気がつくと、私はまぶしい光の中に居て、目の前にはエアリスが立っていた。


ということは、私は死んだのか?世界は?どうなったのか?

あなたは、まだここに来るべきではないわ、あなたを待っている人がいるわ


待っている人・・・?ルクレツィアか?


違うわ。私の全然知らない人。


それは・・・?


それを確かめないとね。


そうして、また私はふっと闇に落ちた。気がつくと私はルクレツィアのあの祠に居た。


あのライフストリームの中でカオスが私の身体から離れていくのはわかったのだが・・・


身体はなんともない。不老不死は変わらないままなのか?私は私の身体のことを知らなすぎるな。


目の前にいるルクレツィアを見た。


何故だが、とても清々しい気持ちになりルクレツィアに感謝の気持でいっぱいだった。

生きてほしい。それが願いなら生きていこう。そう誓った。そして、私も前に進もうと思ったのだ。


* *



オメガとカオスが星に帰り、一週間が経った頃、ヴィンセントがいつ帰ってくるかも解らないからと、リーブのおっちゃんからアタシに連絡があった。
残務処理を手伝ってほしいと。

ウータイのことは、一段落ついていたこともあってアタシは正式にWROのメンバーとなった。
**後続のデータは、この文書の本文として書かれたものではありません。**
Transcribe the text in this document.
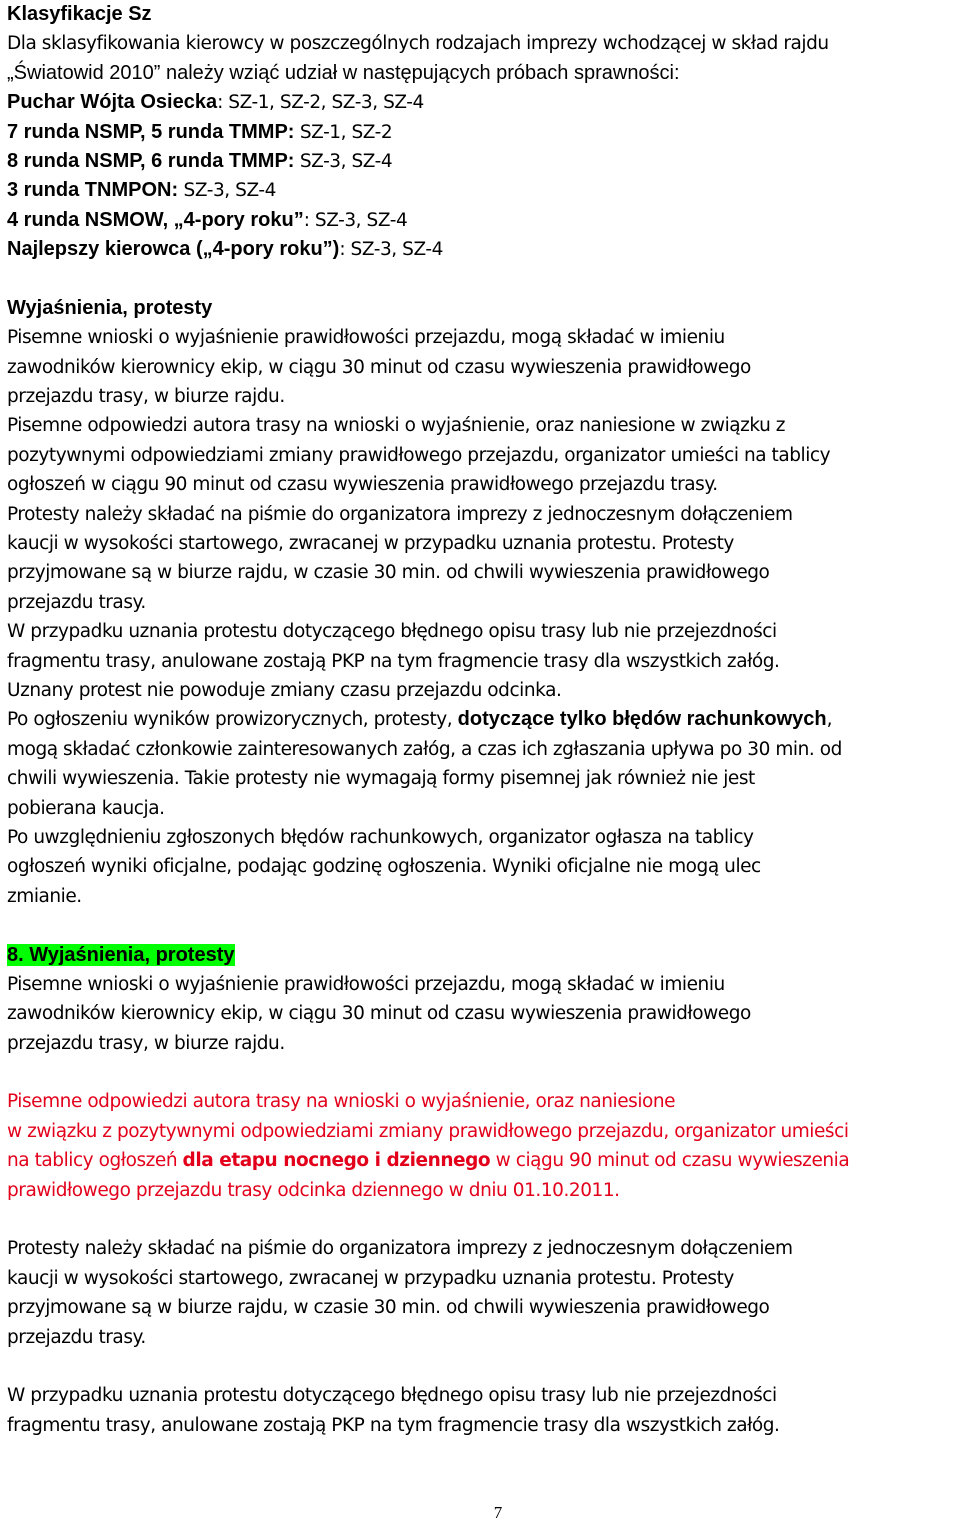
Klasyfikacje Sz
Dla sklasyfikowania kierowcy w poszczególnych rodzajach imprezy wchodzącej w skład rajdu
„Światowid 2010” należy wziąć udział w następujących próbach sprawności:
Puchar Wójta Osiecka: SZ-1, SZ-2, SZ-3, SZ-4
7 runda NSMP, 5 runda TMMP: SZ-1, SZ-2
8 runda NSMP, 6 runda TMMP: SZ-3, SZ-4
3 runda TNMPON: SZ-3, SZ-4
4 runda NSMOW, „4-pory roku”: SZ-3, SZ-4
Najlepszy kierowca („4-pory roku”): SZ-3, SZ-4
Wyjaśnienia, protesty
Pisemne wnioski o wyjaśnienie prawidłowości przejazdu, mogą składać w imieniu
zawodników kierownicy ekip, w ciągu 30 minut od czasu wywieszenia prawidłowego
przejazdu trasy, w biurze rajdu.
Pisemne odpowiedzi autora trasy na wnioski o wyjaśnienie, oraz naniesione w związku z
pozytywnymi odpowiedziami zmiany prawidłowego przejazdu, organizator umieści na tablicy
ogłoszeń w ciągu 90 minut od czasu wywieszenia prawidłowego przejazdu trasy.
Protesty należy składać na piśmie do organizatora imprezy z jednoczesnym dołączeniem
kaucji w wysokości startowego, zwracanej w przypadku uznania protestu. Protesty
przyjmowane są w biurze rajdu, w czasie 30 min. od chwili wywieszenia prawidłowego
przejazdu trasy.
W przypadku uznania protestu dotyczącego błędnego opisu trasy lub nie przejezdności
fragmentu trasy, anulowane zostają PKP na tym fragmencie trasy dla wszystkich załóg.
Uznany protest nie powoduje zmiany czasu przejazdu odcinka.
Po ogłoszeniu wyników prowizorycznych, protesty, dotyczące tylko błędów rachunkowych,
mogą składać członkowie zainteresowanych załóg, a czas ich zgłaszania upływa po 30 min. od
chwili wywieszenia. Takie protesty nie wymagają formy pisemnej jak również nie jest
pobierana kaucja.
Po uwzględnieniu zgłoszonych błędów rachunkowych, organizator ogłasza na tablicy
ogłoszeń wyniki oficjalne, podając godzinę ogłoszenia. Wyniki oficjalne nie mogą ulec
zmianie.
8. Wyjaśnienia, protesty
Pisemne wnioski o wyjaśnienie prawidłowości przejazdu, mogą składać w imieniu
zawodników kierownicy ekip, w ciągu 30 minut od czasu wywieszenia prawidłowego
przejazdu trasy, w biurze rajdu.
Pisemne odpowiedzi autora trasy na wnioski o wyjaśnienie, oraz naniesione
w związku z pozytywnymi odpowiedziami zmiany prawidłowego przejazdu, organizator umieści
na tablicy ogłoszeń dla etapu nocnego i dziennego w ciągu 90 minut od czasu wywieszenia
prawidłowego przejazdu trasy odcinka dziennego w dniu 01.10.2011.
Protesty należy składać na piśmie do organizatora imprezy z jednoczesnym dołączeniem
kaucji w wysokości startowego, zwracanej w przypadku uznania protestu. Protesty
przyjmowane są w biurze rajdu, w czasie 30 min. od chwili wywieszenia prawidłowego
przejazdu trasy.
W przypadku uznania protestu dotyczącego błędnego opisu trasy lub nie przejezdności
fragmentu trasy, anulowane zostają PKP na tym fragmencie trasy dla wszystkich załóg.
7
そして社宅も借りて、晴れてエッジで一人暮らしをすることになったのだ。

それから二週間アタシは激務に追われていた。ヴィンセントを探すどころじゃなかった。

だけど、ミッドガルに落ちていた、アイツの大事なケルベロスのレリーフだけは肌身離さず大事に預かっていた。いつ、帰って来てもいいように。

そして三週間がたったころ、ようやくシェルクがヴィンセントを連れてセブンスヘブンへ来るとリーブに連絡が入った。

アタシは走りながら、みんなの携帯電話を鳴らし、セブンスヘブンに急いだ。

セブンスヘブンでティファと一緒に食事の用意を手伝っていると、ふと、床で寝そべっていたナナキが起き上がった。

「ヴィンセントだ!」

ナナキの嗅覚はすごい。もうヴィンセントの気配を感じていたみたいだ。

そして、セブンヘブンのドアは最近新しくなったんだけど、その新しいドアを開けて、ヴィンセントが中に入って来た。

みんなが揃っている事を確認すると、少し恥ずかしげに口角を緩め、ヴィンセントは小さく「ただいま」と声を出した。

気づくとアタシはヴィンセントの目の前まで飛び出して、ヴィンセントに飛びついて、抱きついた。

「お帰り!!」

本当は、遅い!とかバカ!とか、これまで溜めて来たイライラをたくさんぶつけようと思っていたのに、その言葉しか出なかった。それで、最後には結局は涙が出ていた。

泣くもんか!そう思っていたのに。

「ユフィ・・・。どうして、泣いているのだ?」

「アンタが無事で帰ってきてくれたからにきまってんだろ!」

「そうか・・・。それよりも、ユフィこそ怪我は無かったのか?」

「アタシの心配はいいよ。アンタが助けてくれたから・・・。だからこそ、アンタにもしもの事があったらって・・・。」

「大丈夫だ。私は不死身だ。」

そうだ・・・、他の事で頭がいっぱいになっていたけれど・・・この人はそうだった。この人は・・・。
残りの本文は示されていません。